ZEC has offered, for a fee, to print voters rolls and in any case any voter has the right to walk into the ZEC offices and look at the roll free of charge.
In an extempore ruling, Justice Never Katiyo declined the request by Harare North MP Mr Markham citing the database security concerns as well as his premature application while he was still negotiating with ZEC. He saw no merit in the suit.
“The applicant approached the court prematurely before exhausting the available remedies. Also the Electoral Act mandates ZEC to safeguard the electronic voters roll. To say 58 days wait (for a printed version) is unreasonable period cannot be understood.
“The parties were still engaging up to the time the application was launched thereby violating the doctrine for ripeness.
“Further the delimitation report is already finalised so this issue has been overtaken by events.”
Several political activists and non-governmental organisations are piling pressure on the electoral body to release the electronic version of the voters’ roll into the public domain, rather than the printed copies.
ZEC has been refusing to release the electronic version of the voters roll on the grounds that this would compromise the security of its database, a contention which Justice Katiyo accepted and ruled in its favour.
Mr Markham, in his application, had argued that between February and April last year, he analysed an electronic copy of the voters roll prepared and released by ZEC before the by-elections that took place in March 2022 and noticed irregularities.

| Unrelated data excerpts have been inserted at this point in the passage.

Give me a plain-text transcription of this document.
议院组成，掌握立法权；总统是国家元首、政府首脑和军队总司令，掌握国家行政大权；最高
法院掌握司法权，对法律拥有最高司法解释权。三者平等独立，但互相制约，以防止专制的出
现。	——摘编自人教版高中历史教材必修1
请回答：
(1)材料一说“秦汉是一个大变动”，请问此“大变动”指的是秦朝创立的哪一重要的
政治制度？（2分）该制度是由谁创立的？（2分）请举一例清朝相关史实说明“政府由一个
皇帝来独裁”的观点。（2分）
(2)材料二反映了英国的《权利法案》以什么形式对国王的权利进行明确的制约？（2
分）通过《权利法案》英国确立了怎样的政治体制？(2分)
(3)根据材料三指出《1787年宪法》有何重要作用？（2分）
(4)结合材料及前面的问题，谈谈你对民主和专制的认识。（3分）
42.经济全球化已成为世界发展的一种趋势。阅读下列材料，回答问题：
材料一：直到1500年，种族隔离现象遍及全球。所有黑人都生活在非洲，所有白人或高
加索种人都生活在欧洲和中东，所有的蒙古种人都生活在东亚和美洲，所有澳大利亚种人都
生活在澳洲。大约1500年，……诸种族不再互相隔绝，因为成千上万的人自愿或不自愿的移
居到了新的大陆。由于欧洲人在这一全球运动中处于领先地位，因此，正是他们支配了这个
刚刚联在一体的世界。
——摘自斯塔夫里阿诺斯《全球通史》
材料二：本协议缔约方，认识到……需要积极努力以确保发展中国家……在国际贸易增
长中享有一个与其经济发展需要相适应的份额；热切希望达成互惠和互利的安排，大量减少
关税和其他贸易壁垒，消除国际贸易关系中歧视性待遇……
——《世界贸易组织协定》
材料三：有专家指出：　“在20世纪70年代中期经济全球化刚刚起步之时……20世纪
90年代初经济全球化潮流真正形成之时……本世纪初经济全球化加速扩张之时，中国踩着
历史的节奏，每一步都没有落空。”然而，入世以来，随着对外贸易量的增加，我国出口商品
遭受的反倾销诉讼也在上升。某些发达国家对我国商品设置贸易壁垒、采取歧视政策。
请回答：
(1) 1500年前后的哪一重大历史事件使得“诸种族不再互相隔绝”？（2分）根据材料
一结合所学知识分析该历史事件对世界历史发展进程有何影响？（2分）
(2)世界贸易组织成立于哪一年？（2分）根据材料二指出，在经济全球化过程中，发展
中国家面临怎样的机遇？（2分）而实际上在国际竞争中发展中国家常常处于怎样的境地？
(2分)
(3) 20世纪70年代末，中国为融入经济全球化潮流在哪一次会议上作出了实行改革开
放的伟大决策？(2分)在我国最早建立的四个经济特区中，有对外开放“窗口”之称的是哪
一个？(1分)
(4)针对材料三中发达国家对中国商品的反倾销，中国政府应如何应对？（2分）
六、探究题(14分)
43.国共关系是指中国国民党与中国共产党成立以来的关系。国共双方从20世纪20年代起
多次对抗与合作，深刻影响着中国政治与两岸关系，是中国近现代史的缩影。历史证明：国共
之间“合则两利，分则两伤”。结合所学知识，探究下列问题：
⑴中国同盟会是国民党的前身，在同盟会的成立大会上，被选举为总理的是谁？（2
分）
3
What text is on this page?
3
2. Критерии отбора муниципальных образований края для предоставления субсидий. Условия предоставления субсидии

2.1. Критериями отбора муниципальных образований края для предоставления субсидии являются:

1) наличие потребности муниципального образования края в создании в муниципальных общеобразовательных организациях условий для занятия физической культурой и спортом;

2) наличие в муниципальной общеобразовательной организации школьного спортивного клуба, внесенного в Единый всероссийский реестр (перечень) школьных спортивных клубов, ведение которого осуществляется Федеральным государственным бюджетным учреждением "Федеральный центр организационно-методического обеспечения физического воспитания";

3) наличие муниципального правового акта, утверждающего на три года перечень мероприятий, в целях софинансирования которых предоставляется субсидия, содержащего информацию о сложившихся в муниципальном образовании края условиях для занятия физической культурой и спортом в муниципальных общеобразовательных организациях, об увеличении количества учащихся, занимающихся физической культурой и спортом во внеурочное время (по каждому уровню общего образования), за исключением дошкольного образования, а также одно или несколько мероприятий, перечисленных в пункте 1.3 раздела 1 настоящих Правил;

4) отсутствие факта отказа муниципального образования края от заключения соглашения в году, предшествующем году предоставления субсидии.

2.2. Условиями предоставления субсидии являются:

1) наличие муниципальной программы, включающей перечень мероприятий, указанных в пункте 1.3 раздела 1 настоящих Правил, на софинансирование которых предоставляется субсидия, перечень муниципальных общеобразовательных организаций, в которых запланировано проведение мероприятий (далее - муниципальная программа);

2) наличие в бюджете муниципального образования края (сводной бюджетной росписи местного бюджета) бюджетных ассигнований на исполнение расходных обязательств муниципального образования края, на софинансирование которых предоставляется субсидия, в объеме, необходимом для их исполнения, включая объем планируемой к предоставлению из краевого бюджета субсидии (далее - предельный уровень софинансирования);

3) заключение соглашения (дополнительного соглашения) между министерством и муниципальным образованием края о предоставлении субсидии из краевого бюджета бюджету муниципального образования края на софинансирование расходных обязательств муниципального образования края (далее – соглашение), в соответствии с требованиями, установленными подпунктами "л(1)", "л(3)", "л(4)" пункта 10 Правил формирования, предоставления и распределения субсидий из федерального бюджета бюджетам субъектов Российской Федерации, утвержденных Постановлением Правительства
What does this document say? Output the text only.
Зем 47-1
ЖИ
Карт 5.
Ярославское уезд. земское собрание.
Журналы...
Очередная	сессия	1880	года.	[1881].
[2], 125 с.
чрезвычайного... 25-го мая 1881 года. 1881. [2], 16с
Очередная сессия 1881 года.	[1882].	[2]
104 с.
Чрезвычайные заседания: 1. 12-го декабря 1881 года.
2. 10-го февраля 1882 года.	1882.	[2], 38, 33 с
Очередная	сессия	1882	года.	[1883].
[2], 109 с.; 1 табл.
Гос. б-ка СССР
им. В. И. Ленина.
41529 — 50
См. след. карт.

He claimed to have written to ZEC illustrating various anomalies on the voters roll, but was informed that the electoral body was in the process of producing an updated version.
However, any registered voter can walk into the ZEC offices and inspect the voter’s roll free of charge while any individual or organisation can get a soft copy of the national roll for US$200.
But to guard against the manipulation and abuse of the voters roll the physical copy costs US$1 per page, or US$187 000 for the full national roll, a price that does not affect any Zimbabwean voter directly or indirectly as anyone can access it even from their mobile phones.
To avoid tampering and duplication of the voters roll, ZEC created an online portal where one can log in and analyse the roll.
The voters roll copy is available in both electronic and hard copy format.
According to the Government Gazette of Statutory 145 of 2022 titled, Electoral (Voter Registration) (Amendment) Regulations, 2022 (No. 1) a hard copy of a monochrome copy of the voters’ roll shall be US$1 per page.
The US$1 a page is applicable whether it is the national voters roll, a polling station voters roll, a ward voters roll or a constituency voters roll that is sought.
According to the gazette, the fees are payable in Zimbabwe local currency at the official market rate.